PKK terörünün yarattığı acının haberleri 40 yıldır önümü düşüyor.

Terörün başladığı 1984 yılında Anadolu Ajansında kaşeli çalışıyor idim. Ajans bültenlerinde Terör örgütü PKK’lılar, ‘Eşkıya ve şakiler’ diye geçerdi.

5 yıl süreyle Kuzey Haber gazetesinde çalıştım. Şehit cenazeleri gelmeye devam etti.

En fazla tırmandığı, yolların kesildiği, dağlarda mağaralarda mahkemelerin kurulduğu, şehirdeki iş adamlarına sözde celp gönderilip dağdaki mahkemeye çağrılıp yargılandığı, öğretmenlerin şehit edildiği dönemde Karadeniz Gazetesinin Yazı İşleri Müdürü idim.

Trabzon Yenimahalleli Mühendis Komando Asteğmen Coşkun Davulcu’nun(Şemdinli Derecik) Dünyada yankılanan cenaze merasimi ve PKK’lı lanet yürüyüşü o döneme rastlar. Şehidimizin yönettiği birliğe 200 kişilik terörist grup saldırmış ve 29 Mehmetçiğimi şehit etmiş sonrasında da TRT’den şu haber yayınlanmıştı: ‘Teröristler gecenin karanlığından yaralandı ve kaçtılar!’
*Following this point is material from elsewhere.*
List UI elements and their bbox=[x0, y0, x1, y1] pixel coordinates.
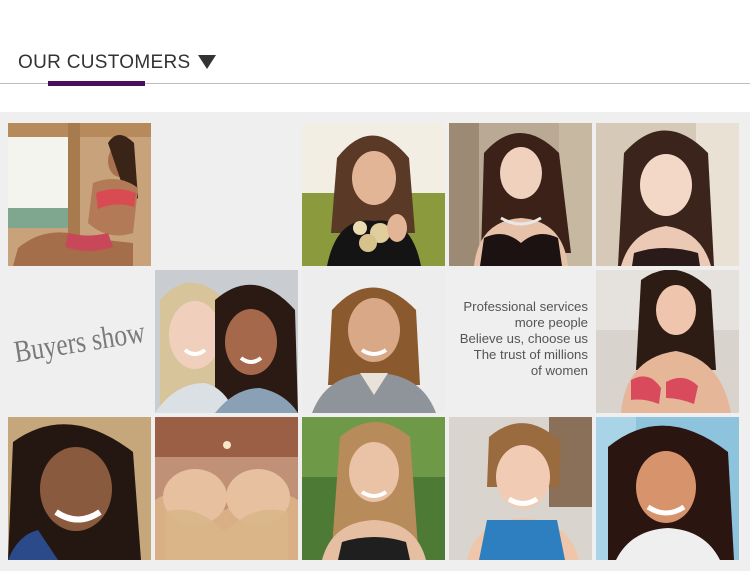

Sözüm Trabzon’un yöneticilerine, Coşkun Davulcu unutulmasın. Yenimahalle çeşmesinin başına kazınan o heybetli fotoğraf Millet bahçesi projesine karıştı ve yok oldu. O fotoğraf Trabzonspor’un efsane müzesine mi alınacak, millet bahçesinde bir yere mi asılacak mutlaka yapılsın.

TAKA Gazetesi yıllarında (2002 sonrası) Şehirlerde, Kayseri, Ankara, İstanbul bombalamalarında kaybettiklerimizi de ‘Türkiye ağlıyor’ başlıklarıyla tam sayfa haber verdik.
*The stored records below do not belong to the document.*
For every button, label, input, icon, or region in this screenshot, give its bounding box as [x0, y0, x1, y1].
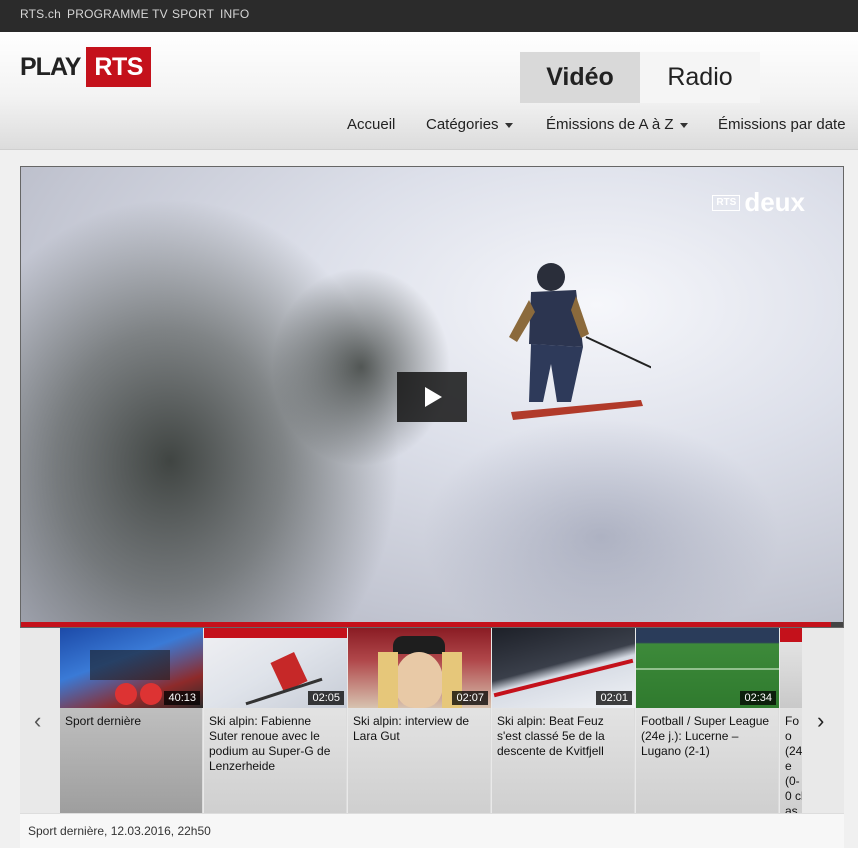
duration-badge: 02:05	[308, 691, 344, 705]
chevron-down-icon	[504, 122, 513, 128]
progress-bar[interactable]	[21, 622, 843, 627]
channel-name: deux	[744, 187, 805, 217]
thumbnail-ski-feuz: 02:01	[492, 628, 635, 708]
carousel-prev-button[interactable]: ‹	[34, 708, 41, 734]
subnav-emissions-az[interactable]: Émissions de A à Z	[546, 116, 688, 133]
duration-badge: 40:13	[164, 691, 200, 705]
subnav-emissions-date[interactable]: Émissions par date	[718, 116, 846, 133]
subnav-categories[interactable]: Catégories	[426, 116, 513, 133]
carousel-item-title: Ski alpin: Beat Feuz s'est classé 5e de …	[497, 714, 605, 758]
subnav-categories-label: Catégories	[426, 116, 499, 133]
carousel-item-title: Foo (24e (0-0 clas Lea Lea	[785, 714, 802, 813]
carousel-item-title: Ski alpin: interview de Lara Gut	[353, 714, 470, 743]
logo-play-text: PLAY	[20, 52, 81, 81]
duration-badge: 02:01	[596, 691, 632, 705]
top-bar: RTS.ch PROGRAMME TV SPORT INFO	[0, 0, 858, 32]
carousel-track: 40:13 Sport dernière 02:05 Ski alpin: Fa…	[60, 628, 802, 813]
subnav-accueil[interactable]: Accueil	[347, 116, 395, 133]
video-caption: Sport dernière, 12.03.2016, 22h50	[20, 813, 844, 848]
thumbnail-studio: 40:13	[60, 628, 203, 708]
carousel-item-title: Ski alpin: Fabienne Suter renoue avec le…	[209, 714, 331, 773]
nav-link-programme-tv[interactable]: PROGRAMME TV	[67, 7, 168, 21]
duration-badge: 02:07	[452, 691, 488, 705]
carousel-item-title: Football / Super League (24e j.): Lucern…	[641, 714, 770, 758]
channel-badge: RTS	[712, 194, 741, 211]
carousel-next-button[interactable]: ›	[817, 708, 824, 734]
logo-rts-text: RTS	[86, 47, 151, 87]
thumbnail-lara-gut: 02:07	[348, 628, 491, 708]
video-player[interactable]: RTS deux	[20, 166, 844, 628]
subnav-emissions-date-label: Émissions par date	[718, 116, 846, 133]
subnav-accueil-label: Accueil	[347, 116, 396, 133]
video-carousel: ‹ 40:13 Sport dernière 02:05 Ski alpin: …	[20, 628, 844, 813]
nav-link-sport[interactable]: SPORT	[172, 7, 214, 21]
progress-fill	[21, 622, 832, 627]
carousel-item[interactable]: 02:34 Football / Super League (24e j.): …	[636, 628, 779, 813]
chevron-down-icon	[679, 122, 688, 128]
header: PLAY RTS Vidéo Radio Accueil Catégories …	[0, 32, 858, 150]
video-frame-tree-2	[271, 267, 451, 467]
nav-link-info[interactable]: INFO	[220, 7, 249, 21]
channel-logo: RTS deux	[712, 187, 805, 218]
play-button[interactable]	[397, 372, 467, 422]
nav-link-rts[interactable]: RTS.ch	[20, 7, 61, 21]
carousel-item[interactable]: Foo (24e (0-0 clas Lea Lea	[780, 628, 802, 813]
carousel-item[interactable]: 02:05 Ski alpin: Fabienne Suter renoue a…	[204, 628, 347, 813]
carousel-item[interactable]: 02:07 Ski alpin: interview de Lara Gut	[348, 628, 491, 813]
tab-radio[interactable]: Radio	[640, 52, 760, 103]
thumbnail-football-2	[780, 628, 802, 708]
duration-badge: 02:34	[740, 691, 776, 705]
thumbnail-football: 02:34	[636, 628, 779, 708]
carousel-item[interactable]: 40:13 Sport dernière	[60, 628, 203, 813]
video-frame-skier	[509, 263, 651, 420]
caption-text: Sport dernière, 12.03.2016, 22h50	[28, 824, 211, 838]
sub-navigation: Accueil Catégories Émissions de A à Z Ém…	[0, 116, 858, 138]
subnav-emissions-az-label: Émissions de A à Z	[546, 116, 674, 133]
play-rts-logo[interactable]: PLAY RTS	[20, 47, 151, 87]
tab-video[interactable]: Vidéo	[520, 52, 640, 103]
carousel-item[interactable]: 02:01 Ski alpin: Beat Feuz s'est classé …	[492, 628, 635, 813]
thumbnail-ski-suter: 02:05	[204, 628, 347, 708]
carousel-item-title: Sport dernière	[65, 714, 142, 728]
play-icon	[425, 387, 442, 407]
Teröristlerin Maçka’ya kadar indiği, Eren Bülbül ve Turgay Gedik Astsubayımızı şehit ettikleri kalleşlikler de çok eski değil.

Özetle Türkiye o kadar acı yaşadı ki, bu acılar hatırlanınca insanın burnu sızlıyor.

Okuyoruz, dinliyoruz, deniyor ki, ‘PKK sıkıştı, yeni bir planı devreye sokacak’

Buna kim müsaade edebilir?

Terörsüz Türkiye süreci kolay olmayacak. Sorunlar ve çatlak sesler çıkacak. Ama bir daha tehdit olabileceğini kimse beklemesin.

Kandildeki caniler başka ülkelere gidecek, İmrali Canisine ise adada bazı yaşamsal haklar tanınacak.

CHP’nin Ortahisar Belediye Meclis Üyesi deneyimli siyasetçi Murat Özçilingir sürece eleştirisini şu cepheden yapıyor:

‘İstanbul’da iki CHP’li Belediye Başkanı Telefon görüşmesi yaptılar diye teröre destekten görevden alındı, tutuklandılar. Ekrem Başkana isnat edilen suçlamalardan birisi Kent uzlaşısı(DEM ile seçim işbirliği) idi. Şimdi ne oldu. AK Parti, MHP, DEM kol kola girdi. Sen yapınca iyi ben yapınca devlete ihanet, öyle mi?’

Yöntemler ve kararları tartışılsa da Türkiye yüz yıllardır kardeşliğimizi bozmaya çalışanlara karşı pes etmedi. Bunda sonra da etmeyecektir.

Türk-Kürt kardeşliğinin bozmak ve iç savaş çıkarmak isteyenler ne yaptı iseler başarılı olamadılar.

Çünkü PKK, Kürt mücadelesi değil. Ermenilerin toprak ve Yahudilerin Arz-ı Mev’üd hedefiyle ülkemin bir bölümüne göz dikmesi için organize edilen bir terör meselesidir.

En kanlı saldırıları yaptılar. Şehit Mehmetçiğimin babası ‘devletin bekasından’ elini bir an bile çekmedi.

‘Devletimiz var olsun’ dediler hep birlikte.

Türk ordusu Çanakkale’den beri Kore’de, Kıbrıs’ta, Irak ve Suriye’de kayıplar verdi ancak hiç kaybetmedi.

Onun için düşman nerede ve kim olursa olsun Mehmetçiğe çerezdir.

İçerde Cumhurbaşkanı Erdoğan, TSK ve Soylu ile başlayan temizlik süreci Suriye ve Irak’ta Hakan Fidan ve İbrahim Kalın’ın birlikteliği ile yapılan nokta operasyonlar PKK’yı bitirmiştir.

PKK’nin kendini feshi, teslim bayrağını çekmesidir.